← Back to articles
News· 3 min read

Linux 0.01: The Story of the Kernel That Began as a Hobby

In September 1991 a 21-year-old Finnish student uploaded a handful of files to a university FTP server, and those files would go on to change computing. The bundle was version 0.01 of the kernel we now know as Linux. It wasn’t much to look at. It couldn’t even boot on its own. But it was the first brick of one of the most important software projects in history.

The Student Who Just Wanted a Hobby

Linus Benedict Torvalds was studying at the University of Helsinki when he started tinkering with his new Intel 80386-based PC. He was fed up with the limitations of MINIX, Andrew Tanenbaum’s small educational Unix, so he set out to write his own kernel from scratch.

On 25 August 1991 Torvalds posted his famous message to the comp.os.minix Usenet group, announcing “a (free) operating system (just a hobby, won’t be big and professional like gnu) for 386(486) AT clones.” That bit of modesty became one of the most spectacularly wrong technology predictions ever made.

Version 0.01: September 1991

On 17 September 1991 Torvalds got version 0.01 ready and placed it on ftp.funet.fi, the server of Finland’s university research network FUNET. It was an almost private release, with no public announcement, meant for a handful of the curious.

That first kernel held roughly 10,000 lines of code (around 10,239 by the notes of the day), written in C and assembly. It came with one striking catch: it wasn’t executable on its own. To compile and test it you needed MINIX installed, so in practice Linux was born as an add-on to the very system it aimed to replace.

Tailored for the 386

Linux 0.01 was written only for the Intel 80386 processor, with no hardware abstraction layer at all.

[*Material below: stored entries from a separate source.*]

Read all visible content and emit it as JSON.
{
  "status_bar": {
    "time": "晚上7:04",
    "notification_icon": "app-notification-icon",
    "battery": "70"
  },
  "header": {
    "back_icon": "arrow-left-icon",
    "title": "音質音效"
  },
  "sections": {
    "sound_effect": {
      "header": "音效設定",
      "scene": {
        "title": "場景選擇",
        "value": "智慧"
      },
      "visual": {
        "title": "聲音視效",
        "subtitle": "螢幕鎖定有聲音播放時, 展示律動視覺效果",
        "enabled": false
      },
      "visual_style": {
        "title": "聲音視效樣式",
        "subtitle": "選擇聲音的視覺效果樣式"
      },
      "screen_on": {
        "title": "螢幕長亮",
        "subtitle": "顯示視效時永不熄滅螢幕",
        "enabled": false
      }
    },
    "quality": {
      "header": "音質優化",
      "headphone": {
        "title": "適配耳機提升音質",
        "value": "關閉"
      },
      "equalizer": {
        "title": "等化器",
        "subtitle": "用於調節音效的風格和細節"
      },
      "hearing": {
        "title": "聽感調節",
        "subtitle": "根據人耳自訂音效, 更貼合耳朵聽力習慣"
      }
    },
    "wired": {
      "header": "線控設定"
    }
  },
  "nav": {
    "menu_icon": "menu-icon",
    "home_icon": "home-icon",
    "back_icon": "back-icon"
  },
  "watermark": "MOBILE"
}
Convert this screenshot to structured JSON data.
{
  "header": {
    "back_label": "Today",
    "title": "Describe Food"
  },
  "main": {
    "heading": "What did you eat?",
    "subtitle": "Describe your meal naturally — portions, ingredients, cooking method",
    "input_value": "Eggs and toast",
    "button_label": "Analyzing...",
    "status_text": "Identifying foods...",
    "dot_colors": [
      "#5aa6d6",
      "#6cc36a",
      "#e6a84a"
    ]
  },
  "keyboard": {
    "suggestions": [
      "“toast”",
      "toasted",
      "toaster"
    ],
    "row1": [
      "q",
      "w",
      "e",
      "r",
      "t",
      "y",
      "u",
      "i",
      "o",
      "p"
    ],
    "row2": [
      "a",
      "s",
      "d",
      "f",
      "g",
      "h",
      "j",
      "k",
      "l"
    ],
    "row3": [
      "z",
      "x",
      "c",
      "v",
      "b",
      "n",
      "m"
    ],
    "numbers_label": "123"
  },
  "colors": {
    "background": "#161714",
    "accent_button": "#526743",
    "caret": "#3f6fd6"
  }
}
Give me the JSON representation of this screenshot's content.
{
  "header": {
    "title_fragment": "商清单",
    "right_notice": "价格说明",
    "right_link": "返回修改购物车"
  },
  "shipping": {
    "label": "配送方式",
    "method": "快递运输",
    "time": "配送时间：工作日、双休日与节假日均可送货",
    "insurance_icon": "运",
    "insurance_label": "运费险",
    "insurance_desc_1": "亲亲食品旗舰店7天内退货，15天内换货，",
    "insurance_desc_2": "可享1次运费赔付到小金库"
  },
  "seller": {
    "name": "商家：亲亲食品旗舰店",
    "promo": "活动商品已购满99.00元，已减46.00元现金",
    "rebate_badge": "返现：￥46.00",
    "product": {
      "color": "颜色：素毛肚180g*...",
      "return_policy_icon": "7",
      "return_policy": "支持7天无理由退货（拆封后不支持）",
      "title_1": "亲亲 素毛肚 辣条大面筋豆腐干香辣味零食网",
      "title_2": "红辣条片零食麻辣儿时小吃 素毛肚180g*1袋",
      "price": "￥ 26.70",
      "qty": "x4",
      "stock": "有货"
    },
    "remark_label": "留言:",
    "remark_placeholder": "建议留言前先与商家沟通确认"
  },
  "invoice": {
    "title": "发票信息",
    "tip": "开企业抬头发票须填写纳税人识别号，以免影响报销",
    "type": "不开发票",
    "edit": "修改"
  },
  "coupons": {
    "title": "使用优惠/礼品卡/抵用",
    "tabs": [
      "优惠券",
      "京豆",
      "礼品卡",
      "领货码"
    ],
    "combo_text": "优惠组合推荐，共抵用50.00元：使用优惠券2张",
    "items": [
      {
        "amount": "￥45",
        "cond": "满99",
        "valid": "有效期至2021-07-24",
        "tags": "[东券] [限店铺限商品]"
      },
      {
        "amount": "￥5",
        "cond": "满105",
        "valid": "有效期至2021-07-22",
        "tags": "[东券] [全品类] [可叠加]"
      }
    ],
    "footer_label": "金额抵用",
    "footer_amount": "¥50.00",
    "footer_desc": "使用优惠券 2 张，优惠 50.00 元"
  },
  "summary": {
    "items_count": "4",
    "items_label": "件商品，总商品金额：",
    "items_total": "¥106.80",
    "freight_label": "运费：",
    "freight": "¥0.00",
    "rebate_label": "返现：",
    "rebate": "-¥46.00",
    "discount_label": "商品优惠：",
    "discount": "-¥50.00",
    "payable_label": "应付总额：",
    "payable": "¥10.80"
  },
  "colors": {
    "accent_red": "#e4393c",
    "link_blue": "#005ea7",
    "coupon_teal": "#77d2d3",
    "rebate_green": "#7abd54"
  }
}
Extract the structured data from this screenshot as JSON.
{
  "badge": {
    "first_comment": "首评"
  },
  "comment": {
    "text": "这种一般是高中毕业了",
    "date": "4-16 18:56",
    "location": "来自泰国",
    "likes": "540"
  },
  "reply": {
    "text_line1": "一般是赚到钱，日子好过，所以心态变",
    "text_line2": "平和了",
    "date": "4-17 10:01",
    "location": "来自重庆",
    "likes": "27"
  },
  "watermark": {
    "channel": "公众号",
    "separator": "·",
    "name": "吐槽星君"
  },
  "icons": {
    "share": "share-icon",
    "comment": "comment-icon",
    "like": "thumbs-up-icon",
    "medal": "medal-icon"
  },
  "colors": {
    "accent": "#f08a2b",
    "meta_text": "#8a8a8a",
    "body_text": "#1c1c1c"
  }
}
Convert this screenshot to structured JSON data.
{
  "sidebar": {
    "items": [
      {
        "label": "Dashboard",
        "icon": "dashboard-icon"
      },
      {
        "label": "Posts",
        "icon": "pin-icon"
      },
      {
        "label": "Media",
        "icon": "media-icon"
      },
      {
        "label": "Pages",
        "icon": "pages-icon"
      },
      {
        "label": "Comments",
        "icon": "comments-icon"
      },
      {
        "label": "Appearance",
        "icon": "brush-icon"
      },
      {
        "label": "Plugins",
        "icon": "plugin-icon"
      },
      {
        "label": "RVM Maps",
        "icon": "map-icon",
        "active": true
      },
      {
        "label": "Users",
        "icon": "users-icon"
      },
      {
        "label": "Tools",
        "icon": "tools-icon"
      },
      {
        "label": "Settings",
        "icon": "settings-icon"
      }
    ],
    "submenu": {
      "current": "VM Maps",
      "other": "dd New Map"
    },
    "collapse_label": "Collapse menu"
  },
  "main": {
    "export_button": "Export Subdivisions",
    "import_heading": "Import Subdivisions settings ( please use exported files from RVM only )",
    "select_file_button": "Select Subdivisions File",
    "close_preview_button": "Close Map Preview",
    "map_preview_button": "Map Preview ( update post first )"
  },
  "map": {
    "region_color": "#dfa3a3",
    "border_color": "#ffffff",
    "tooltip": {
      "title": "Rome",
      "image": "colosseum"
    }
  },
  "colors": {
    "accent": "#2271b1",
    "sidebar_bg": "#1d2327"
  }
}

The code leaned hard on the chip’s features (protected mode, paging) at the cost of being completely impossible to port to other architectures. Other operating-system designers criticised that choice sharply, yet it let Torvalds move fast.

The kernel had no networking and barely any hardware support beyond the bare minimum. It used the MINIX filesystem, and most of the support routines were still unwritten. It was, quite literally, a starting point.

The Name Torvalds Didn’t Choose

One of the great curiosities of this story is that Linux was never meant to be called Linux. Torvalds wanted to name his project “Freax”, a blend of free, freak, and the x from Unix, because naming it after himself felt egotistical. He kept the files under that name for months.

But when he uploaded the code to FUNET, the FTP server’s administrator, Ari Lemmke, wasn’t sold on “Freax” and created the directory under the name linux on his own, without consulting Linus. The name stuck, and Torvalds eventually came round to it. There are more relics from that era too: the original Makefile still carried “Freax” references, and a Finnish keyboard layout was essentially hard-wired into the code.

From 0.01 to a Revolution

Version 0.01 was just the start of a breakneck pace. On 5 October 1991 came 0.02, the first publicly announced “official” version. Version 0.11, in December 1991, was the first that could compile itself on a machine already running Linux. And in January 1992, with version 0.12, Torvalds made a pivotal call: he adopted the GNU GPL version 2 and dropped his own license, which had forbidden commercial redistribution. That move opened the door to global collaboration and to distributions like Debian, Slackware and, later, Ubuntu.

Those 10,000 lines written by a student in his bedroom are today a kernel of tens of millions of lines, powering everything from supercomputers to Android phones. The “hobby that wouldn’t be big” turned out to be, arguably, the most successful free-software project of all time.